滋賀発 野洲病院労働組合の仲間
職員みんなの思いを一つに

 昨年7月、滋賀県に新しい労働組合が結成されました。「これまで全く労働組合とは縁もゆかりもなかった」と話す病院職員が、一から組合運動に奔走しています。この半年間の奮闘を振り返り、舞台裏を執行部三役に伺います。


全員に伝えたい
 結成以来この半年間、組合三役として心をくだいている点について、塩見さん(書記長・看護主任)は「職場(手術室)から執行委員に選ばれているので‥」と、自らが執行部のまとめ役として「運動をどう進めたらいいのかと模索しながら、140数名の組合員全員に(職員数約290名)、方針を伝えることの大変さに日々悩んでいる」と語ります。今、執行部は18名で毎週定期的に執行委員会の開催と、「組合ニュース」の発行に努力していると語ります。執行委員長自らが「ニュース」の担当をし、組合の活動を組合員に伝えるうえでの大きな役割を担っています。

もう辞めるしかない
 看護師で病棟課長(師長)の大林さん(執行委員長)は「これまで何年か過酷な職場状況の改善を病院に訴えてきた」が、職場の改善が一向に図られず、中堅看護師の退職が相次ぎました。「このままなら、私たち(課長)何の役目もないのでは?」と、一時は病棟主任と一緒に退職まで考えたそうです。

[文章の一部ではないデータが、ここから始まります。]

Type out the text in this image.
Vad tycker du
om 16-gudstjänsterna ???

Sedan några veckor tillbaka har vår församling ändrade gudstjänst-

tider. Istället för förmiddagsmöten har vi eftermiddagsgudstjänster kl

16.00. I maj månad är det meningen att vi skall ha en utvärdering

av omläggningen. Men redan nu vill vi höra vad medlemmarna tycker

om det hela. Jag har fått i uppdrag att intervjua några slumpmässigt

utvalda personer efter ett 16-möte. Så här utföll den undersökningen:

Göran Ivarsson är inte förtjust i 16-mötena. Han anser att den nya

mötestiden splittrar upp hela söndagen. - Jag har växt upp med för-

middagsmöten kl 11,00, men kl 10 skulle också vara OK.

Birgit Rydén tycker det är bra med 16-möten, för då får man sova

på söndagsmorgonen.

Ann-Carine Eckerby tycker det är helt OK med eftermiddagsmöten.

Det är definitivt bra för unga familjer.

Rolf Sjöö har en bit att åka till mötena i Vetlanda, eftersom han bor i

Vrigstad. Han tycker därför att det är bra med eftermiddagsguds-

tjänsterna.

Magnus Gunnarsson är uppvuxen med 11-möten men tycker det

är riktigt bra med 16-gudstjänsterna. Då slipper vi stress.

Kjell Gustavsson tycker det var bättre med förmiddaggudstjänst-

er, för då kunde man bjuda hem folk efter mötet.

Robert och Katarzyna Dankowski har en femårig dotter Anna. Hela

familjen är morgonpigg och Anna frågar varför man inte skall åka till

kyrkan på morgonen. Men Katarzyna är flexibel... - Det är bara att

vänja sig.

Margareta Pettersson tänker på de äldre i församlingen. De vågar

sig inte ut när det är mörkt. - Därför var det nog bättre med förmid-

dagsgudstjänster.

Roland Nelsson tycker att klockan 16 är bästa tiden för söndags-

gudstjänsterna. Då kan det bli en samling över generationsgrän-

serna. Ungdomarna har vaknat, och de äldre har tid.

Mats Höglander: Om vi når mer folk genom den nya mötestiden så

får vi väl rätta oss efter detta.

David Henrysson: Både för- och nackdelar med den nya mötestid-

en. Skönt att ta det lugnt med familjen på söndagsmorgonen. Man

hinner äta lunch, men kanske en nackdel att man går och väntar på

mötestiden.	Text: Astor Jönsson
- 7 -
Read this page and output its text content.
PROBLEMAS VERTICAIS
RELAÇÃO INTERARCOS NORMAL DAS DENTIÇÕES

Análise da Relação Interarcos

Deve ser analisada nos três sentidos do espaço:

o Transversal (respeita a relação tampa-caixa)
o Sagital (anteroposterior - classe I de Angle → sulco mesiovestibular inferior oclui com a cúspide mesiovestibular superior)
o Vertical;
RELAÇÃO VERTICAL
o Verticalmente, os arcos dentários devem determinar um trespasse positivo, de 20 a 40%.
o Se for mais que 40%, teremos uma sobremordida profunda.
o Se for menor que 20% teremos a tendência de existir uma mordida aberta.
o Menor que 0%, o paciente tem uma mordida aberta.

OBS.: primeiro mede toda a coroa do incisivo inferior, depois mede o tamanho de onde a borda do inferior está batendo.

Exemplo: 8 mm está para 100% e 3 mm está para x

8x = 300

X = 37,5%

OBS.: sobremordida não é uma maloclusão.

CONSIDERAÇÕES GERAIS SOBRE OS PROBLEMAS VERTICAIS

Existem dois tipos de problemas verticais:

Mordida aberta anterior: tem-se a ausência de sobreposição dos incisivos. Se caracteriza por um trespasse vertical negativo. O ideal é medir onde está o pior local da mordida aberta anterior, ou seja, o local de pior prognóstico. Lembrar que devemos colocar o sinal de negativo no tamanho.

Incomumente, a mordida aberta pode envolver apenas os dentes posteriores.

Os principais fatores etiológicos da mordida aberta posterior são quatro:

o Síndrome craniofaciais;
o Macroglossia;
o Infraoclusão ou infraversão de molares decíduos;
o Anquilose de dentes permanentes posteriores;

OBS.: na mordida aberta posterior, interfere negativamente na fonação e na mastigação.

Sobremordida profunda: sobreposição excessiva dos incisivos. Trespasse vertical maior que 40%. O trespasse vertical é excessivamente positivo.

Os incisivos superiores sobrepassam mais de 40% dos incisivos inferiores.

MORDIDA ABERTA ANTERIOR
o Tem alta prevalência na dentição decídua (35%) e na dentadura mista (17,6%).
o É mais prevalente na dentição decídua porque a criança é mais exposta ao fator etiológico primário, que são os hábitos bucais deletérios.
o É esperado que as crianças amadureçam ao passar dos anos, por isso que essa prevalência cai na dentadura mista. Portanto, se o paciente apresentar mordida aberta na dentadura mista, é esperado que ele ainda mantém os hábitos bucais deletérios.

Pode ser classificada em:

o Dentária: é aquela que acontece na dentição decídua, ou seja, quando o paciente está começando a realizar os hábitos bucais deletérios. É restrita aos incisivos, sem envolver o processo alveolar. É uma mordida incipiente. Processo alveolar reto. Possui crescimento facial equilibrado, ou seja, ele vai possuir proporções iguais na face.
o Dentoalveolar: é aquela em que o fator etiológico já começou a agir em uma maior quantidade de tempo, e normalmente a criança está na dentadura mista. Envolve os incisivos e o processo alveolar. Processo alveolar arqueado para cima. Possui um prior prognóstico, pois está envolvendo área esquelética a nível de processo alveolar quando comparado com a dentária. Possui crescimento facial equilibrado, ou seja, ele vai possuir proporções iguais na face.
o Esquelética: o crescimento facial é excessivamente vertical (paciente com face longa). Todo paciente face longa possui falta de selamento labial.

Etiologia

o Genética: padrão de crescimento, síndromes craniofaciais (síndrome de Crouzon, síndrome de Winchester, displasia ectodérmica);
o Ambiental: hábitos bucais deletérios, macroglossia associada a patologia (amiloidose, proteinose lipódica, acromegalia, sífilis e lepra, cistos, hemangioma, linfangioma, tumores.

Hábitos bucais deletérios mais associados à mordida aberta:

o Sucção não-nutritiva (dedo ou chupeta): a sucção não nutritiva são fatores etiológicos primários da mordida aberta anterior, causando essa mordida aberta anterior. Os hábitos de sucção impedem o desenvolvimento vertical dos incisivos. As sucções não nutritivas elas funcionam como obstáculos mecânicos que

そんな時、これまで全く関心のなかった“労働組合の結成”という話に「こういう方法もあるのか」「どうせ退職届を出すのなら」と立ち上げに至った経過を振り返ります。

安全は個人まかせか
 組合結成時の職員への組合加入の呼びかけに‐(1)“医療の質の向上と安全の保障”を実現する、(2)職員の連帯を大切に、地域医療・福祉の向上に貢献する、(3)地域の患者さんのために笑顔で働き続けられる職場をつくる‐と、3本柱の目的が掲げられています。この点について尋ねると「スタッフ自身、いつか自分が医療ミスや事故をやってしまうのではとの不安を常に抱えながら毎日仕事をしている。これまで大きな事が起こらなかったことが不思議なくらい」「起こらなかった現実をどう捉えているのか病院に聞いても、一人ひとりの努力は何の評価もされない」「自分の体が本当にどうにかなるのではという、過酷な勤務時期もあった」と話します。こうした“やって当たり前”という病院の態度に、怒りを通り越し、無力感を感じた職員も少なくなかったのではないでしょうか。

みんなが同じ思い
 今後の課題として大林さんは「結成当初は、組合を作れば問題がすぐに解決すると思っていたが、労働条件面での改善が一向に進まず、今はそのギャップが大きい」と話します。「しかし、140名もの人が集まったのも、みんなが同じ視点で考えてくれていたから」「どうにかして欲しいという人が(組合に)加入してくれた」と語り、職員一人ひとりの医療と職場を支える強い思いを感じます。
 また、日本医労連への切実な要望として「組合結成後の執行委員への学習や、具体的問題への対処などアフターケアにもっと力を入れてほしい」と語ります。
 最後に塩見さんは「勢いで作った組合ですが、今が一から勉強していかないといけない時期。みんなで組合を盛り上げていかないと」と決意を語り、伊藤さん(看護師・執行委員)は「執行委員がもっと知識を身に付け、組合員や職員に“組合ってええもんや”と働きかけられる存在になれれば‥」と語ります。

組合員の要求が“命”
 組合員の誰もが参加できる活動として、月2回(土曜)のレクリェーションに力を入れています。組合員はもちろん、家族参加もOK、未加入の職員も組合費を払えば参加できる形で、職員間の交流を目的に取り組んでいます。また組合員から寄せられた「わたしの要求」の実現にむけ、一番多かった“人員確保(増員)”の問題で、病院に「直接、職員の声を聞き、現場の状況を見に来るよう」要求し、交渉していると話します。
 今、病院は救急外来へ変則労働制を導入しようとしていますが、「現状とどうかわるのかが組合員に十分に伝わっておらず、そこを理解したうえで(病院と)交渉して行こうと思う」と、大林さんは語ります。
 他にも看護助手の「早出勤務時間の変更」に対する「アンケート」の実施など、息つく暇もない半年間の組合活動は、既存の組合にも決して引けを取らないことと、組合三役の「組合運動への姿勢」に注目すると同時に、「組合員の要求に根ざした運動とは何か」を、改めて考えさせられる、新年への決意に満ちたみなさんの奮闘振りでした。